Dari Jabir ibn ‘Abdillah: Rasulullah saw memegang tangan penderita kusta dan memasukkannya bersama beliau dalam piring besar, kemudian berkata: “Makanlah dengan nama Allah,” karena kuat keyakinan kepada Allah dan bertawakkal kepada-Nya (Sunan at-Tirmidzi bab ma ja`a fil-akl ma’al majdzum no. 1817)
Imam at-Tirmidzi menjelaskan bahwa sanad hadits di atas diperselisihkan, dan beliau memastikan bahwa yang kuatnya hadits di atas mauquf atas ‘Umar, yakni ‘Umar lah yang mengajak penderita kusta tersebut. Thariqatul-jam’i (cara mengompromikan) dua hadits di atas adalah bahwa menghindari penderita kusta itu dianjurkan, dan diperbolehkan mendekatinya (Syarah an-Nawawi ‘ala Shahih Muslim).
Al-Qadli ‘Iyadl, sebagaimana dikutip Imam an-Nawawi, menjelaskan kesepakatan para ulama bahwa penderita kusta dilarang datang ke masjid dan berbaur dengan masyarakat.
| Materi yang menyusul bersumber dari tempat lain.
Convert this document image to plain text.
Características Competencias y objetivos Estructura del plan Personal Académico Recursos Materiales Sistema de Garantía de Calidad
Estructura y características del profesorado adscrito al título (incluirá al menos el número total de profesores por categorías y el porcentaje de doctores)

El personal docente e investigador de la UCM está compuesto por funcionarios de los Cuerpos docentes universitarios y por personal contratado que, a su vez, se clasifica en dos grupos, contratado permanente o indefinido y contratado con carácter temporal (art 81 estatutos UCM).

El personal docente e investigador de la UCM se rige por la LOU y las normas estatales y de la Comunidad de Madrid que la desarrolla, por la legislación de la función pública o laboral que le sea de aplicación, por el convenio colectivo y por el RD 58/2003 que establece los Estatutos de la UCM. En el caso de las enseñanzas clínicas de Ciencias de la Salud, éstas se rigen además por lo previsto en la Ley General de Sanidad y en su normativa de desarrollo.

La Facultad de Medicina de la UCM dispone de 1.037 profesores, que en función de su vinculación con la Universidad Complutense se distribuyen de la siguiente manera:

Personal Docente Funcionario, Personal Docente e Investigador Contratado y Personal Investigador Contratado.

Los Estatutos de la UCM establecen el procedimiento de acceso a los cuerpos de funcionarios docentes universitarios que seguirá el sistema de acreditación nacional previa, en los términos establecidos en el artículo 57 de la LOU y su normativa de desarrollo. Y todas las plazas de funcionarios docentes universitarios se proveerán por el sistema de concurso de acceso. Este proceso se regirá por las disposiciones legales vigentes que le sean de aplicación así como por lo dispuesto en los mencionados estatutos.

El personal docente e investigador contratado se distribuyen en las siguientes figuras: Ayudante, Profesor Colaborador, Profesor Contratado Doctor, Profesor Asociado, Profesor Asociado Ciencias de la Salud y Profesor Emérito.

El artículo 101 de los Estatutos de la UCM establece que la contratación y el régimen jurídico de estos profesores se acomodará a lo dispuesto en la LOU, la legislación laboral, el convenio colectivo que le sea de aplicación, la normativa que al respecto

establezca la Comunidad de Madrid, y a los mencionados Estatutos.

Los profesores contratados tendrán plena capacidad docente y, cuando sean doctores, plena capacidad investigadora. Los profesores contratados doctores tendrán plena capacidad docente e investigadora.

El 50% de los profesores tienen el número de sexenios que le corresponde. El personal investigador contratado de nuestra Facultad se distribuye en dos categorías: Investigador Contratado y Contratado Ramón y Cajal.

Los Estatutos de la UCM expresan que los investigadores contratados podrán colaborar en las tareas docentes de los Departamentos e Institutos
Penderita kusta hanya diperbolehkan ke masjid untuk shalat Jum’at, sementara momen ibadah lainnya dilarang. Mereka tetap diperbolehkan untuk beraktivitas dalam memenuhi kebutuhan pokok mereka. Termasuk mengambil air di sumber air yang sama dengan masyarakat sekitar, seandainya tidak ada yang mengambilkan air untuk mereka. Jika penderita kusta banyak, dianjurkan agar mereka menempati daerah khusus yang berjauhan dengan masyarakat umum (Syarah an-Nawawi Shahih Muslim).
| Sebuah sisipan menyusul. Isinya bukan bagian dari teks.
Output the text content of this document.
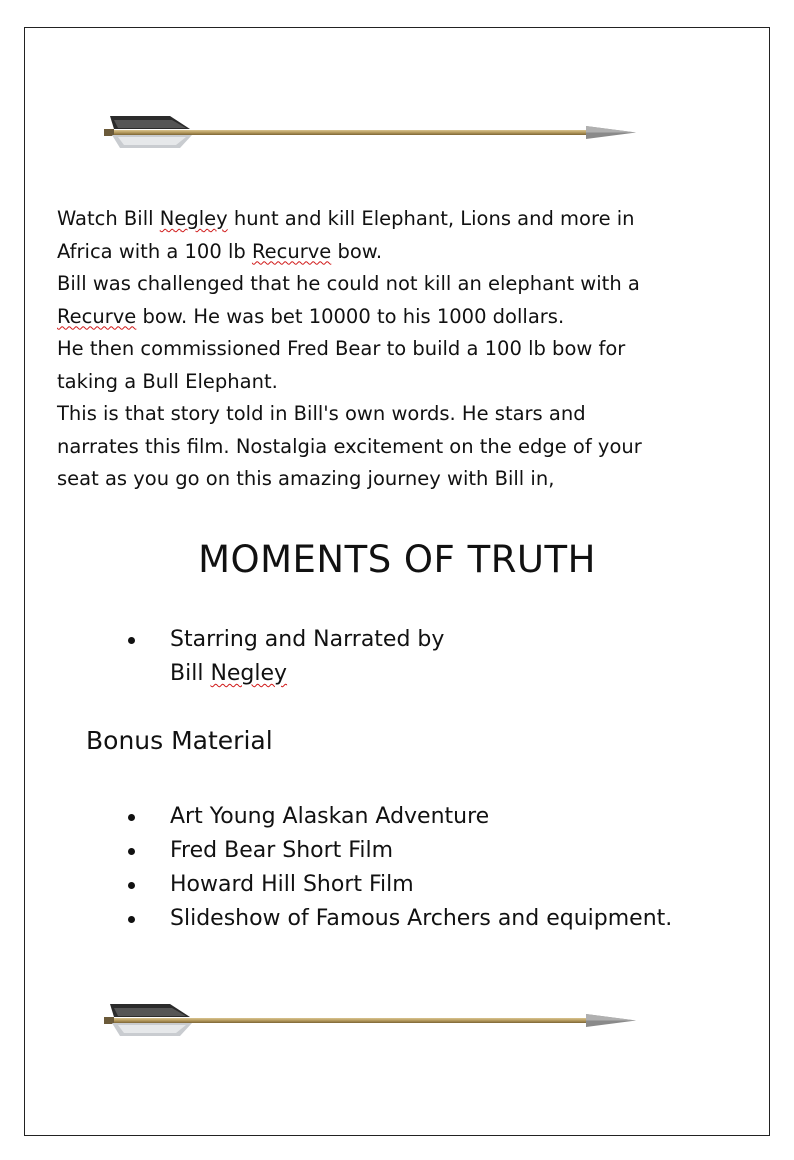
Watch Bill Negley hunt and kill Elephant, Lions and more in
Africa with a 100 lb Recurve bow.
Bill was challenged that he could not kill an elephant with a
Recurve bow. He was bet 10000 to his 1000 dollars.
He then commissioned Fred Bear to build a 100 lb bow for
taking a Bull Elephant.
This is that story told in Bill's own words. He stars and
narrates this film. Nostalgia excitement on the edge of your
seat as you go on this amazing journey with Bill in,
MOMENTS OF TRUTH
Starring and Narrated by
Bill Negley
Bonus Material
Art Young Alaskan Adventure
Fred Bear Short Film
Howard Hill Short Film
Slideshow of Famous Archers and equipment.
Itu berarti bahwa hadits sudah mengajarkan—yang kemudian dikuatkan oleh penjelasan para ulama hadits—bahwa usaha untuk meminimalisir penularan harus dilakukan secermat mungkin tanpa su`uzhan kepada penderitanya. Penderita tetap harus diperlakukan sebagaimana masyarakat pada umumnya dan mereka berhak hidup sebagaimana masyarakat pada umumnya, meski dengan batas-batas tertentu yang diupayakan bisa meminimalisir penularan penyakit. Harus tetap diyakini bahwa penyakit itu sendiri menular karena kehendak Allah swt, sehingga tidak ada hati yang buruk kepada para penderita apalagi sampai melakukan persekusi.
Terkecuali jika penyakit itu sudah menjadi wabah di suatu daerah, maka dengan tawakkal dan sabar setiap orang yang ada di daerah tersebut harus bertahan dahulu agar virus penyakit tidak menyebar ke mana-mana meski ia bukan salah satu penderitanya. Bahkan seandainya seseorang meninggal di daerah wabah tersebut, asalkan niatnya sabar atas ketentuan syari’at dan meyakini sepenuhnya bahwa kematian itu taqdir Allah swt, maka kematiannya dihitung pahala syahid.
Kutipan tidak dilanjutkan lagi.